There appears to be no shortage of issues now. Critics point out that ATV riders account for 10 percent of visitors to public land, at most. Yet their impact -- whining engine noise, dust clouds visible for miles and nuisance driving, especially by young operators -- profoundly affects the other 90 percent.

"You can't recreate with these machines around. It will ruin your day," said Bob Clark, a Sierra Club regional official who was knocked to the ground by a dirt bike in the Great Burn Roadless Area in eastern Idaho two summers ago.

Clark declined to discuss the episode after the biker was penalized with only a misdemeanor $72 fine. But according to witness accounts, the dirt bike's front wheel was in line to come down on Clark's head when Clark deflected it, spilling the rider atop another hiker. Clark had been trying to get a photo of the biker, who was on a trail barred to motorized vehicles.

"If you're out there, just about every time you'll run into off-road vehicle conflict," said Mike Eisenfeld, a Farmington environmental activist who often mountain bikes in nearby Glade Run, the sort of demi-urban recreation zone under the most pressure.

"It's the norm, not the exception," he added.

Trail tensions are not driven exclusively by ATVs. Hikers are irked at having their solitude broken by careening mountain bikes. And everyone has to get off the trail to let horses pass. But along with their noise, recreational off-roaders often are preceded by their reputation.

"It's totally about culture," said Bethanie Walder of Wildlands CPR, which opposes off-roading. "I think that's where the problem derives. They prefer to ride off-trail. They want to blaze their own trail. The culture's one of 'I can do whatever I want.'

"I think the Forest Service is afraid of them," Walder added. "I wouldn't confront an ORV rider."

Officials are more inclined to blame lean budgets: The average BLM law enforcement agent must patrol 1.5 million acres.

But they acknowledge off-roaders' reputation for rambunctious behavior.

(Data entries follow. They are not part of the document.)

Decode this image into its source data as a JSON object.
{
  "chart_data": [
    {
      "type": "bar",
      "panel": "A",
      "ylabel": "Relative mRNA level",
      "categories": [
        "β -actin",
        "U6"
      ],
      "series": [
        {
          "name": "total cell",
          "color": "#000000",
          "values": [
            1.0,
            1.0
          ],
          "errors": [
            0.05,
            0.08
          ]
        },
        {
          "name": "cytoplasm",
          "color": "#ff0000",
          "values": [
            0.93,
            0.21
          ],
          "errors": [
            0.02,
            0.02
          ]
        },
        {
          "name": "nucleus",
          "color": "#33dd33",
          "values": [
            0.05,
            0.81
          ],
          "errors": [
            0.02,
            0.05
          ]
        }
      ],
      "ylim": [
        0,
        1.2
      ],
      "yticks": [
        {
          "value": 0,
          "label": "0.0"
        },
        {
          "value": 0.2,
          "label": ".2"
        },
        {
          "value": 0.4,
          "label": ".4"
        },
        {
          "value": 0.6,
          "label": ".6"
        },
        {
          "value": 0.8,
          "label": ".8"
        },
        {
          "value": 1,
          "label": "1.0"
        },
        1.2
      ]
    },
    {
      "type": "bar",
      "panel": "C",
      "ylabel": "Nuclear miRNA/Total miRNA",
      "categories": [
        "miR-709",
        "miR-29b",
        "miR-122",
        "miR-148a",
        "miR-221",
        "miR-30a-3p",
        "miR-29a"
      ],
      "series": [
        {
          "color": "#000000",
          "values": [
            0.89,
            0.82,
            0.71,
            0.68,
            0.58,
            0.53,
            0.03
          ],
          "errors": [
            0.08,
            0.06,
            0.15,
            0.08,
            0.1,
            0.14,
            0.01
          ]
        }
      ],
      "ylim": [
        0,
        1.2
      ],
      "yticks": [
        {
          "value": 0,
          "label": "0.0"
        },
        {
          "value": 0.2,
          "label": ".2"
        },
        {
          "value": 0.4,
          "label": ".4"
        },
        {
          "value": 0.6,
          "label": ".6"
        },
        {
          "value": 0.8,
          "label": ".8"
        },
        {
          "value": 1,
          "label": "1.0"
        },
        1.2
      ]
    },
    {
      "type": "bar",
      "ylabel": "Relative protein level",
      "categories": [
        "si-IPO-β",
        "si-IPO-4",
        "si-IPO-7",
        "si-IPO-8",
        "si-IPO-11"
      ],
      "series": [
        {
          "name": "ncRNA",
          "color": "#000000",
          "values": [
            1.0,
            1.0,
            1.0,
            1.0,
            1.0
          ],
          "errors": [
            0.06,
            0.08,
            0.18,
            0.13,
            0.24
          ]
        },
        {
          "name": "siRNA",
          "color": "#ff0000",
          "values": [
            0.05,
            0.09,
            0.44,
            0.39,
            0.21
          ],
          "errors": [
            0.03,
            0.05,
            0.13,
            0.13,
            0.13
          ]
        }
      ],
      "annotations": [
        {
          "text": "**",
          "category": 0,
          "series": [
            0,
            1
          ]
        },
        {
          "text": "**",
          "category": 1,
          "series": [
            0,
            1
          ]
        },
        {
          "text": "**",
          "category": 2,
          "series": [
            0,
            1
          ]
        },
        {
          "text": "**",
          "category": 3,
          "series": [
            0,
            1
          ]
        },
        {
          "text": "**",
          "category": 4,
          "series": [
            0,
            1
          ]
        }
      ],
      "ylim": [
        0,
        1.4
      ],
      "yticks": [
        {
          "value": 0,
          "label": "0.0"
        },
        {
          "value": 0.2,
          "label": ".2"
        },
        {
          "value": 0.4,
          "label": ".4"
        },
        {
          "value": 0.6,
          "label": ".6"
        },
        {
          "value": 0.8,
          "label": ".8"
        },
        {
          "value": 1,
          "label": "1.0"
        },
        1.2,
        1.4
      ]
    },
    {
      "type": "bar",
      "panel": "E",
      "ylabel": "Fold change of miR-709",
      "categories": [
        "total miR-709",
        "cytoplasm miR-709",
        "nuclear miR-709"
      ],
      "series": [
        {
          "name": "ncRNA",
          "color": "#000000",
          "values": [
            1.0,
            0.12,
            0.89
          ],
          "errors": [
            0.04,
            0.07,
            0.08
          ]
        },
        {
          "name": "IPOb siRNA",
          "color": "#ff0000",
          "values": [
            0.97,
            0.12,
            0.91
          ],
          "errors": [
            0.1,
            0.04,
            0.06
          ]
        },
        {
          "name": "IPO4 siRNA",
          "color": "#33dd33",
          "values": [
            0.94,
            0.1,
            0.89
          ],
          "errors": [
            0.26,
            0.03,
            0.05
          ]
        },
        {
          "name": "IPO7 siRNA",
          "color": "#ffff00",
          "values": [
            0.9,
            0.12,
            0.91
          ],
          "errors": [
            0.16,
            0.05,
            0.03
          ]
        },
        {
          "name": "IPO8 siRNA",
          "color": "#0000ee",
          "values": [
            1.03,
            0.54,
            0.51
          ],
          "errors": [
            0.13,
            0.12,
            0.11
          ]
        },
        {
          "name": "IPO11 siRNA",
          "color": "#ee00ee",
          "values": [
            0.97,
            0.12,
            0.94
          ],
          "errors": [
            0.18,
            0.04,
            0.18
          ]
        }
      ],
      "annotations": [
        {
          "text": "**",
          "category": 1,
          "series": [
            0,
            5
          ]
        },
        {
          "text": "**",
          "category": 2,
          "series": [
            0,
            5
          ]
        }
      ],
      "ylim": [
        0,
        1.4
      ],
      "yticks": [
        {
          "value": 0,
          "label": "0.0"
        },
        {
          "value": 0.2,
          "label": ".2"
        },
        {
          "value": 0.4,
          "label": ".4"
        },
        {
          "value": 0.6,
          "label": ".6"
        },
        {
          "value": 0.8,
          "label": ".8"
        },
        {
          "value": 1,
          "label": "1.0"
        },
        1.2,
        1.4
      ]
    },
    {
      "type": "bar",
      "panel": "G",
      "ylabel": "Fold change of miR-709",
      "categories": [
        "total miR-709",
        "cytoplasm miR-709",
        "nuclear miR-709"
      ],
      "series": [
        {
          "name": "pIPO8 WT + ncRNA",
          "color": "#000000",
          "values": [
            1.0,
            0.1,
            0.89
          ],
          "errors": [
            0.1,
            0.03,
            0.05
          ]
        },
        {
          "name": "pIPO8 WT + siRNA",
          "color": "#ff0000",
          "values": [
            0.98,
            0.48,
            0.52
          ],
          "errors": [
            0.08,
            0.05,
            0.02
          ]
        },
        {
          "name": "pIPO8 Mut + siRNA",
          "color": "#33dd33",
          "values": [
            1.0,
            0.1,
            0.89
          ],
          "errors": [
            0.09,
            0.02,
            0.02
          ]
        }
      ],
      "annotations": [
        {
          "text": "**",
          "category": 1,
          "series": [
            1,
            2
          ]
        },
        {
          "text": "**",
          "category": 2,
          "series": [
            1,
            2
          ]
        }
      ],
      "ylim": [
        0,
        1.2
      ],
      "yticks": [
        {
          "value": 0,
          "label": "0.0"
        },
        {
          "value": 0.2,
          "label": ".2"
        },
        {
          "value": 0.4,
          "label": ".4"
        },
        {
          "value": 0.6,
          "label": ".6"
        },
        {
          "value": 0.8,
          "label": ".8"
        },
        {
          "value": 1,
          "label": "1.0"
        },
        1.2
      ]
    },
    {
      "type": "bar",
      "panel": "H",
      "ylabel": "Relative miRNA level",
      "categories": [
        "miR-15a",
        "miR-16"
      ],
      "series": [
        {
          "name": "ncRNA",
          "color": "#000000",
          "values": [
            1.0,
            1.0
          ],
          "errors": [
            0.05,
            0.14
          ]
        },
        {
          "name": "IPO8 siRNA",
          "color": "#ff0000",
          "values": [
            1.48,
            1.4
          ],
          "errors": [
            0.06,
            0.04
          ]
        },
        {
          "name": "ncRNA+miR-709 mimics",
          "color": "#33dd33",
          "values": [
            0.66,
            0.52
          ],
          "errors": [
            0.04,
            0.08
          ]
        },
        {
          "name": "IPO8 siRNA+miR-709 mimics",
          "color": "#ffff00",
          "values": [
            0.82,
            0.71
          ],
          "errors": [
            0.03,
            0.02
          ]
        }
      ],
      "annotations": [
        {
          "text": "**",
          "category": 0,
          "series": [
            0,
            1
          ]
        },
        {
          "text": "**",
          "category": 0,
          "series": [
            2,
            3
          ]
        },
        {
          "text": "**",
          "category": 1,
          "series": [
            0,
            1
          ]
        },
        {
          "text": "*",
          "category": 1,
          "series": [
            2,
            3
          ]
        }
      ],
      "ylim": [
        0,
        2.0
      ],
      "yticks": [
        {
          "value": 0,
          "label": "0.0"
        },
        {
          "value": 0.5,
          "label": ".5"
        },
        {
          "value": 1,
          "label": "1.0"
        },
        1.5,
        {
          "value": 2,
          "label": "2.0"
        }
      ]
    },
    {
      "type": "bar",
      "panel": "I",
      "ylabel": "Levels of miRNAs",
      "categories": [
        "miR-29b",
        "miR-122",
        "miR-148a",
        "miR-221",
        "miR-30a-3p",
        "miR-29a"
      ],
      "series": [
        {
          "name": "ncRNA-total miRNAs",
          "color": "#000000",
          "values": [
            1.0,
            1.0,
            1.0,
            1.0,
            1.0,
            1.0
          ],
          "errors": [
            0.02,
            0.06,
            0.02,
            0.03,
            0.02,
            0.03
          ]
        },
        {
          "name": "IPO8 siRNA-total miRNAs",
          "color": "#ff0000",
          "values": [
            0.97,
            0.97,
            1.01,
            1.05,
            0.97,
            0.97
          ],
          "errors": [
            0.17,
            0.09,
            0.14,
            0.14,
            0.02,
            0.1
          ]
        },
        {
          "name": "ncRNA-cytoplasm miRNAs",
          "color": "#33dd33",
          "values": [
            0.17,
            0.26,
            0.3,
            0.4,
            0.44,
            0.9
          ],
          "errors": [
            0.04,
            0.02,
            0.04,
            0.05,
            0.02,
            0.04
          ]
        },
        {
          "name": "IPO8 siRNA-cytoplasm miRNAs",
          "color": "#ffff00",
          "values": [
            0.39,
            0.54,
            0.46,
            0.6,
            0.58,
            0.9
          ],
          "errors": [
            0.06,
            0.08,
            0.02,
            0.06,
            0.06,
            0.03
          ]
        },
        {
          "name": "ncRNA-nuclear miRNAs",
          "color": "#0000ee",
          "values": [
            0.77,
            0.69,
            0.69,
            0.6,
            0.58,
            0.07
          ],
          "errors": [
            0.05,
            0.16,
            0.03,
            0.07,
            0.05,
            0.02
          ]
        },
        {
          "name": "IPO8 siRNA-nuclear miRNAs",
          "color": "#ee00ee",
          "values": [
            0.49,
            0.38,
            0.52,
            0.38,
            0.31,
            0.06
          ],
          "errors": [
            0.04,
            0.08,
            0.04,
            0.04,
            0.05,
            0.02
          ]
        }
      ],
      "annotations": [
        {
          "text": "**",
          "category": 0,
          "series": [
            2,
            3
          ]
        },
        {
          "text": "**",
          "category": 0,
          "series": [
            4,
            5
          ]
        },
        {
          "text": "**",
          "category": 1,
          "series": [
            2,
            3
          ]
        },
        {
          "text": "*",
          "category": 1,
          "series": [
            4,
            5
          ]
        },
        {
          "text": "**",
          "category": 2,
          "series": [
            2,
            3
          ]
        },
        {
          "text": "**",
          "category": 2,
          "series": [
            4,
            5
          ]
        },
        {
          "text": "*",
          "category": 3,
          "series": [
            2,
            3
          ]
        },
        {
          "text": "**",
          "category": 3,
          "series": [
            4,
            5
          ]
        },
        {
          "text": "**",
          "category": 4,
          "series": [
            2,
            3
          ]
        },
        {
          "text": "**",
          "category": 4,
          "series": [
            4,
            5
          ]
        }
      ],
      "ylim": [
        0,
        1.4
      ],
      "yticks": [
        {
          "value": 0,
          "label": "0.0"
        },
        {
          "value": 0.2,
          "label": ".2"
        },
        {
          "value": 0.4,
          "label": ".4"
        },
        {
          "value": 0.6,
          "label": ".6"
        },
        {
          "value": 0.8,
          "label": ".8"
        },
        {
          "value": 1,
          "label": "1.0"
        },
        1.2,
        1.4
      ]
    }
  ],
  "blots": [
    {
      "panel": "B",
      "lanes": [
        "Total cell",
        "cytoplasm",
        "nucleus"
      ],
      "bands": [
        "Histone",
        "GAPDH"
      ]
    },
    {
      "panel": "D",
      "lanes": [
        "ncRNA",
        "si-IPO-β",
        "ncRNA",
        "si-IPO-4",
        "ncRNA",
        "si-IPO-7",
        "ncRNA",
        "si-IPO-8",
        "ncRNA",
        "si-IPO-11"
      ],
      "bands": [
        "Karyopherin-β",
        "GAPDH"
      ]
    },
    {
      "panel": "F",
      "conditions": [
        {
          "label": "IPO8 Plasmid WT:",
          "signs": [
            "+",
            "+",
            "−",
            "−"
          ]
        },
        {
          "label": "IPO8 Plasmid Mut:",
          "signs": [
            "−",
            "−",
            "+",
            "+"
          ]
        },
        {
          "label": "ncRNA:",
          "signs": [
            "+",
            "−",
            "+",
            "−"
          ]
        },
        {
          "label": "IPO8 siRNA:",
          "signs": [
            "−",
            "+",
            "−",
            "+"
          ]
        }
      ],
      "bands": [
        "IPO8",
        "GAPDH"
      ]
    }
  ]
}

"I won't discount the yahoo factor -- anything goes out there," said Steve Henke, the BLM district manager in Farmington. "We've had Boy Scouts put up signs, and they don't last a week out there."

In Idaho, a Payette taxidermist was found guilty in 2005 of punching and threatening the life of a hunter who confronted him for driving an ATV on a national forest trail closed to motors.

"Put a bullet in her head," a man called out in Darby, Mont., in January, as a woman spoke against ATVs at a profanity-laced public meeting the Forest Service had convened.

ATV advocates offer no excuses for such behavior. But many are irritated at being forced to scramble to retain access to land supported by their taxes.

"I expect to drive my RV pulling my motorcycles up to the gates of Yellowstone, and I expect that park to be open," said Bob McCarty, 61, in a Farmington Harley-Davidson showroom crowded with shining four-wheelers. "I work so I can play, and I do expect to play."

In fast-growing Arizona, where two-thirds of residents describe themselves as "trail-users," according to a BLM official, Cyndi Tuell of the Center for Biological Diversity works to restrict off-roaders. All four of her brothers own ATVs.

"Two of them are adamant you should use them on trails, and the other two believe they should be driven anywhere," she said. "Two of them won't talk to me. I guess I'm glad that they all still talk to each other."

Even when there's no hint of violence, the conflict isn't pretty. The granola-crunchy county government in Boulder County, Colo., this year enforced a ban on ATVs, shuttering Jeff and Vicki Mead's off-road rental business. In revenge, they plan to reopen it as a pornography retailer.

"Clearly we're the subject of abuse in this county," Jeff Mead said.